The reality is that Maine cannot afford the sprawling education system it has. Recognizing this, lawmakers two years ago voted in favor of reducing Maine’s 290 school districts to 80. As expected, the process was difficult and some districts will need more time to complete consolidation.
So far, however, reorganization plans have been approved for 26 regional school units statewide. Another 41 alternative plans have been approved, mostly large school districts, like Bangor, that didn’t have to consolidate with other communities. These approved plans cover 84 percent of all stu-dents in the state.
At the same time, however, 22 plans were rejected by voters earlier this year, leaving many communities in limbo. While this is not a good outcome, stopping consolidation is not a solution because the problem of Maine spending too much on school administration remains. This will be exacerbated by a drop in school funding in 2011, when the state stops receiving federal stimulus funds.

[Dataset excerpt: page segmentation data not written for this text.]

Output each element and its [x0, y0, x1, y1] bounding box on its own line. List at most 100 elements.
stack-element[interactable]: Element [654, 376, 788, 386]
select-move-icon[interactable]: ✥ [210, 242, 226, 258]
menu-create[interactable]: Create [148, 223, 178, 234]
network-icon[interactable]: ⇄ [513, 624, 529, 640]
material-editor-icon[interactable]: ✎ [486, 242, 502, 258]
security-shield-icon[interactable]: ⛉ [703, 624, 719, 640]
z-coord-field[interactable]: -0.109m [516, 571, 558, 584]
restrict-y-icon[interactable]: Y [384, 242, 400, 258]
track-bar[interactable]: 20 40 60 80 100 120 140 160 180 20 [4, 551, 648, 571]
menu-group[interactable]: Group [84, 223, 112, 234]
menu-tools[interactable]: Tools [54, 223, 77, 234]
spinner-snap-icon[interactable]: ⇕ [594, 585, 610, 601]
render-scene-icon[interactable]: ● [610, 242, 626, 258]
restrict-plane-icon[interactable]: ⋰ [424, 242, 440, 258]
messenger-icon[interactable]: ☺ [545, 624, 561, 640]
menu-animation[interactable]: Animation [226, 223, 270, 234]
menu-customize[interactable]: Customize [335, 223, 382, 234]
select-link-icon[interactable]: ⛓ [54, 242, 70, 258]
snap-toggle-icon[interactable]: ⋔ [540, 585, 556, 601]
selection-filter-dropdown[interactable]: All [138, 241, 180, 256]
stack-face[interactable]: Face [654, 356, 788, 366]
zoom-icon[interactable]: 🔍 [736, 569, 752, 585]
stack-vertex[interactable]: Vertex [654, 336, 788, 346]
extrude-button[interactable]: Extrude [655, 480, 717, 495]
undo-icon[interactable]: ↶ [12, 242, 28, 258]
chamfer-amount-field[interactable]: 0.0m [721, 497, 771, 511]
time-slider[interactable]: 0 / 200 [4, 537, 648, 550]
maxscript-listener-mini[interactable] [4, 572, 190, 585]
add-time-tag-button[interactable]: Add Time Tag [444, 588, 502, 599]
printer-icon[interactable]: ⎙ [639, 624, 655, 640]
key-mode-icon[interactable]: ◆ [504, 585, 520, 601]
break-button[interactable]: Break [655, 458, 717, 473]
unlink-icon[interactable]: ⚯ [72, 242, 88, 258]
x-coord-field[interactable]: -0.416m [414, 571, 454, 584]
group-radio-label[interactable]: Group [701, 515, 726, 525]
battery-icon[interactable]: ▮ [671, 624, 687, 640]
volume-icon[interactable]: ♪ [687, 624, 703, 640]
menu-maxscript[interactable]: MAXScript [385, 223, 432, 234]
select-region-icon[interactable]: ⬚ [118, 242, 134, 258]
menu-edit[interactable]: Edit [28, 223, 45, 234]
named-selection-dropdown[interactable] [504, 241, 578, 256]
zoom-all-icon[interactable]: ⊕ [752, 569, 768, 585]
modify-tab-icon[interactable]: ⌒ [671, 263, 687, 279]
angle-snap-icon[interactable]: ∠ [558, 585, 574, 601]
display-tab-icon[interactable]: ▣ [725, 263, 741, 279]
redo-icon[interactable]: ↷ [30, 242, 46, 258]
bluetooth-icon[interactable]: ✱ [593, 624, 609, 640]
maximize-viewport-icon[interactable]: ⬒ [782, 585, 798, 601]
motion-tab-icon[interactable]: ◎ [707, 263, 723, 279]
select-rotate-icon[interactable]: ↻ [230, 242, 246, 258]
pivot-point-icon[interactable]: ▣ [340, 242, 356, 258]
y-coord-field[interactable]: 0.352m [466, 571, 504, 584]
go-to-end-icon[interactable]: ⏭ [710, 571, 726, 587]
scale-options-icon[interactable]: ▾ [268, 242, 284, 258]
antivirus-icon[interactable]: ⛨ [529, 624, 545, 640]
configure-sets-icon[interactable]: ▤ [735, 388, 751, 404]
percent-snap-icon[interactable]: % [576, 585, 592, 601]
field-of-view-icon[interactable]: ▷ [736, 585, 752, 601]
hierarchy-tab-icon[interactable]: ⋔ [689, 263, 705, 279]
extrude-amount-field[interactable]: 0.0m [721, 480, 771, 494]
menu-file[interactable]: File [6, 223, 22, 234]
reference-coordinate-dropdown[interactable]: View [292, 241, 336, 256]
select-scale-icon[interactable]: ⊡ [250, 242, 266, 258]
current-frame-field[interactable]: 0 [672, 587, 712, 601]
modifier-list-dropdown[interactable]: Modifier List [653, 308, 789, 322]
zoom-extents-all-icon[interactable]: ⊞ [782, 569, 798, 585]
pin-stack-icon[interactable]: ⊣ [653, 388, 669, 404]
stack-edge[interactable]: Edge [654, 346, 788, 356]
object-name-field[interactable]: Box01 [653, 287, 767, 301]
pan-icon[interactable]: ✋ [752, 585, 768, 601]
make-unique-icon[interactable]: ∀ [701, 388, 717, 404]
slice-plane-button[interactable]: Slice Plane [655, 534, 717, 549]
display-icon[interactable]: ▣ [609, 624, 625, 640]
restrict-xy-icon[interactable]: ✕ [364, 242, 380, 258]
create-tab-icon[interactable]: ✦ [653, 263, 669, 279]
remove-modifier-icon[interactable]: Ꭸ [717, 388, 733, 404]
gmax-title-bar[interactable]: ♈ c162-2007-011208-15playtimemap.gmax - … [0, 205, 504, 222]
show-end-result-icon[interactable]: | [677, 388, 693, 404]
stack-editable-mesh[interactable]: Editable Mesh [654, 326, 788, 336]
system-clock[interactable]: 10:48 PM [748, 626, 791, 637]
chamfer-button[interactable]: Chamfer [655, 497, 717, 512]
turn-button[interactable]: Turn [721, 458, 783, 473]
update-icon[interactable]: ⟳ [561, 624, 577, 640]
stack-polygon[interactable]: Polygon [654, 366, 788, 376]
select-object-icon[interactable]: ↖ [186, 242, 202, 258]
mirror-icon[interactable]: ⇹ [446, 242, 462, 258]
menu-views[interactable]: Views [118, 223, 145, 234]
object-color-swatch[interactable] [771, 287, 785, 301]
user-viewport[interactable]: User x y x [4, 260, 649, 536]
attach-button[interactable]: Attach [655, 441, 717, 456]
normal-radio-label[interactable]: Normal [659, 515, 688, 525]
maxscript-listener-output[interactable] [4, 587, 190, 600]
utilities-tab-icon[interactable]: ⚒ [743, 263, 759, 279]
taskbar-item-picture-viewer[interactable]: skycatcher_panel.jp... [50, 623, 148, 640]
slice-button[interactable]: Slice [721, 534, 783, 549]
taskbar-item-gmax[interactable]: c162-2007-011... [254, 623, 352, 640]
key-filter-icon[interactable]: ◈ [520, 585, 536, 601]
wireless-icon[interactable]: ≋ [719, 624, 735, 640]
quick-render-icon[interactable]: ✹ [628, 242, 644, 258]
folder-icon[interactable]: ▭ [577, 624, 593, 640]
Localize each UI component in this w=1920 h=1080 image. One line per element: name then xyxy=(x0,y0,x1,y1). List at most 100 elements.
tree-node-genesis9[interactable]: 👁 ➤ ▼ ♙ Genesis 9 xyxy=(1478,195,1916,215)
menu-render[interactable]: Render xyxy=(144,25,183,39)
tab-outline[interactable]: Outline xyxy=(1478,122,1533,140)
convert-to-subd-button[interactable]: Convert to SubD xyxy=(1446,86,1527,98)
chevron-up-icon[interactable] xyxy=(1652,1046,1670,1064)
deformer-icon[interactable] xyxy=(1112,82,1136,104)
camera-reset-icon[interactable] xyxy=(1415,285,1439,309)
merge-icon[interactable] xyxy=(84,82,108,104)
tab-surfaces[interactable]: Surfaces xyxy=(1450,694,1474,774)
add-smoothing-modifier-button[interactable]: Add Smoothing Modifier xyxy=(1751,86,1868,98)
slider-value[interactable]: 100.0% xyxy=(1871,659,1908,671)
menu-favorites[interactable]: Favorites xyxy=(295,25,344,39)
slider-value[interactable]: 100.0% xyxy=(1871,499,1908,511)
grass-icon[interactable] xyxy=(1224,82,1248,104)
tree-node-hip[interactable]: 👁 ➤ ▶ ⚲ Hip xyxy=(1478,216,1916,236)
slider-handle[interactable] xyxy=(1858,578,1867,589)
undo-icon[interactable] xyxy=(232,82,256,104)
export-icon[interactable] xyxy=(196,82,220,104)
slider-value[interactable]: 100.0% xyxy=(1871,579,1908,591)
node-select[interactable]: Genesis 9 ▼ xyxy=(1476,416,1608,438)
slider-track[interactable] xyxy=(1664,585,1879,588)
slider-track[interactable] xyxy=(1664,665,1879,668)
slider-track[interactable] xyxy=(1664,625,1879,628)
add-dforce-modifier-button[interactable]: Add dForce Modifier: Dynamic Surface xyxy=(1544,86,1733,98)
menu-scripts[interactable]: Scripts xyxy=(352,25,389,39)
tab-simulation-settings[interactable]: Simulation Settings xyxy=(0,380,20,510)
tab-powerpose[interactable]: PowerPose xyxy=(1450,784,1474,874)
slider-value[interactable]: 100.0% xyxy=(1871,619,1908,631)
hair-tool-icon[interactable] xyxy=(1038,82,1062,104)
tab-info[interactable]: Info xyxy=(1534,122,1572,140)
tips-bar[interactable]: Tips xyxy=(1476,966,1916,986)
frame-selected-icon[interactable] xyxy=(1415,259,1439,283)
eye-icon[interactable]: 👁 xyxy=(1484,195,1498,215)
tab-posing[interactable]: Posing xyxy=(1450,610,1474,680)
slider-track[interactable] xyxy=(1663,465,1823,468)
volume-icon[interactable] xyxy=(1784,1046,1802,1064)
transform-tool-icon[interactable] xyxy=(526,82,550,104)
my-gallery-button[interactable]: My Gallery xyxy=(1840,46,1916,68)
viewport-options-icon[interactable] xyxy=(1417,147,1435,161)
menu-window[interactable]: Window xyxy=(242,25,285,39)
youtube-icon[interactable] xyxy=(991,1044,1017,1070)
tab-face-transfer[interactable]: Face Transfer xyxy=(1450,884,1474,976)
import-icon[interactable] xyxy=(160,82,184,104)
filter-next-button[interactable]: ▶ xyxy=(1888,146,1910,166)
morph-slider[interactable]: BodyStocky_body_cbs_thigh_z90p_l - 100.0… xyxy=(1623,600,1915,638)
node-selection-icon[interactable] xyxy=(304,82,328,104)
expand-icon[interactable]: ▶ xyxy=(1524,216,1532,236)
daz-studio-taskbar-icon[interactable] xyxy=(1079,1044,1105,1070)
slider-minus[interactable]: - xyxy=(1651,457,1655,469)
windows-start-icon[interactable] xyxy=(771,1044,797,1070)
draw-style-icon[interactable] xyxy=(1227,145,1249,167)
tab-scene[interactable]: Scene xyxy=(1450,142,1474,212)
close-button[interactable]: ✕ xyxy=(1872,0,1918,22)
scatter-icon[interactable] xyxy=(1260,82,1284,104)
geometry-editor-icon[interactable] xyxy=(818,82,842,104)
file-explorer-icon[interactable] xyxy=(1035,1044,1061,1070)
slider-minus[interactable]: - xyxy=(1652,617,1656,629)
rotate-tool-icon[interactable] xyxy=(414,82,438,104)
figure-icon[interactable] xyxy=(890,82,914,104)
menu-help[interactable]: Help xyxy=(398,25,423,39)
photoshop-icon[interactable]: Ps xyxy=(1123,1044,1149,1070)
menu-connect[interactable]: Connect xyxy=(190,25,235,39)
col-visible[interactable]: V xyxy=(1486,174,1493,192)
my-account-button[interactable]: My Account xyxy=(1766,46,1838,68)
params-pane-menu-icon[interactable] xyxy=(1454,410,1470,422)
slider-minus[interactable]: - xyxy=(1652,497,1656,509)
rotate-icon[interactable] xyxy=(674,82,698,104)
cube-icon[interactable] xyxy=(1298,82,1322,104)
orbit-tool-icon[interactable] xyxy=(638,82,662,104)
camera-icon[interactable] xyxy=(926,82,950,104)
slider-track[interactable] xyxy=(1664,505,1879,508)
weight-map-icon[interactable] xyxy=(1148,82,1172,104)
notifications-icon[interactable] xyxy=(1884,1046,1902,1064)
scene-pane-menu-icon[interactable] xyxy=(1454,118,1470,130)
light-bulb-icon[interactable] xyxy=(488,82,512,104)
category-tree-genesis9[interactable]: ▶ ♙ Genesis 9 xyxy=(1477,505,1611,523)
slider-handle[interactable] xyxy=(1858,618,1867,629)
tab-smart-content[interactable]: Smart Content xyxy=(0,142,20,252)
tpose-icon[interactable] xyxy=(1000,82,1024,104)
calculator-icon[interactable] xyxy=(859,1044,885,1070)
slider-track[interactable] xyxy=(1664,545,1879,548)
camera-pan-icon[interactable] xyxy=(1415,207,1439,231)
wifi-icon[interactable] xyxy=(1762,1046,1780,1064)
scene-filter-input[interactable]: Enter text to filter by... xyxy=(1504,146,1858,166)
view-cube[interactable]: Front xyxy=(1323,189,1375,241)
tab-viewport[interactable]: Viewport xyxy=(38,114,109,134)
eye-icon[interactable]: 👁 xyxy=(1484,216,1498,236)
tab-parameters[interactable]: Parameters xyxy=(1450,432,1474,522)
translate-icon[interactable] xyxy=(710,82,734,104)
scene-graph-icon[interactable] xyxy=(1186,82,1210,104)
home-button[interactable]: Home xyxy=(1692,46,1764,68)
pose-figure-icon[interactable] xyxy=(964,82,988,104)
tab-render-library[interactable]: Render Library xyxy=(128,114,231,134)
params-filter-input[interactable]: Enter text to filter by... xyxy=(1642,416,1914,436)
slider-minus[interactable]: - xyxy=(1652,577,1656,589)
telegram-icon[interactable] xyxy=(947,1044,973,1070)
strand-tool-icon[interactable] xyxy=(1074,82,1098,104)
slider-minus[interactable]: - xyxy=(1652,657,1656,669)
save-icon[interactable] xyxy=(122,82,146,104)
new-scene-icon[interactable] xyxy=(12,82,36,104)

So, it is a disservice to both districts that have consolidated and those that have not for lawmakers to repeal the reorganization law, a path they appear to be taking. The Senate on Thursday voted 19-16 to repeal the consolidation law. A day earlier, the House was two votes short of repeal, a margin it is likely to make up when the measure is reconsidered early next week.
A common sentiment among senators was that the state has not fulfilled its obligation to fund 55 percent of K-12 education as required by a 2004 referendum. A recent analysis by the Maine Heritage Policy Center, no friend of the Baldacci administration, found that when factoring in teacher re-tirement benefits — which cost the state nearly $200 million this year — the state exceeds 55 percent of K-12 funding. “Taxpayers should be fully aware of the truly enormous sums of money being spent by Maine’s schools,” wrote the report’s author, Stephen Bowen — a former teacher.
Further, the same law that called for 55 percent state funding set spending caps for all levels of government. According to the most recent analysis by the State Planning Office, the state and the majority of municipalities and counties were under their limits, but 82 percent of school units exceeded their caps by a total of $132 million, money borne by taxpayers. The percentage of school units exceeding the caps has increased each year since LD 1 went into effect.
Since the 2004-05 biennium, state funding to school districts has increased by about $800 million. Total state funding to local school districts will have increased by 37 percent from 2006 to 2009. The consumer price index is projected to rise by 11 percent during that period.
The large increases come at a time when the number of students in Maine is dropping. The number of students in Maine schools has declined by more than 30,000 since the 1980s, while the number of school divisions and administrators has increased.
Clearly this is not sustainable, which is why Maine must continue to finish the consolidation work and to continue to look for areas to cut costs and reallocate money to classrooms.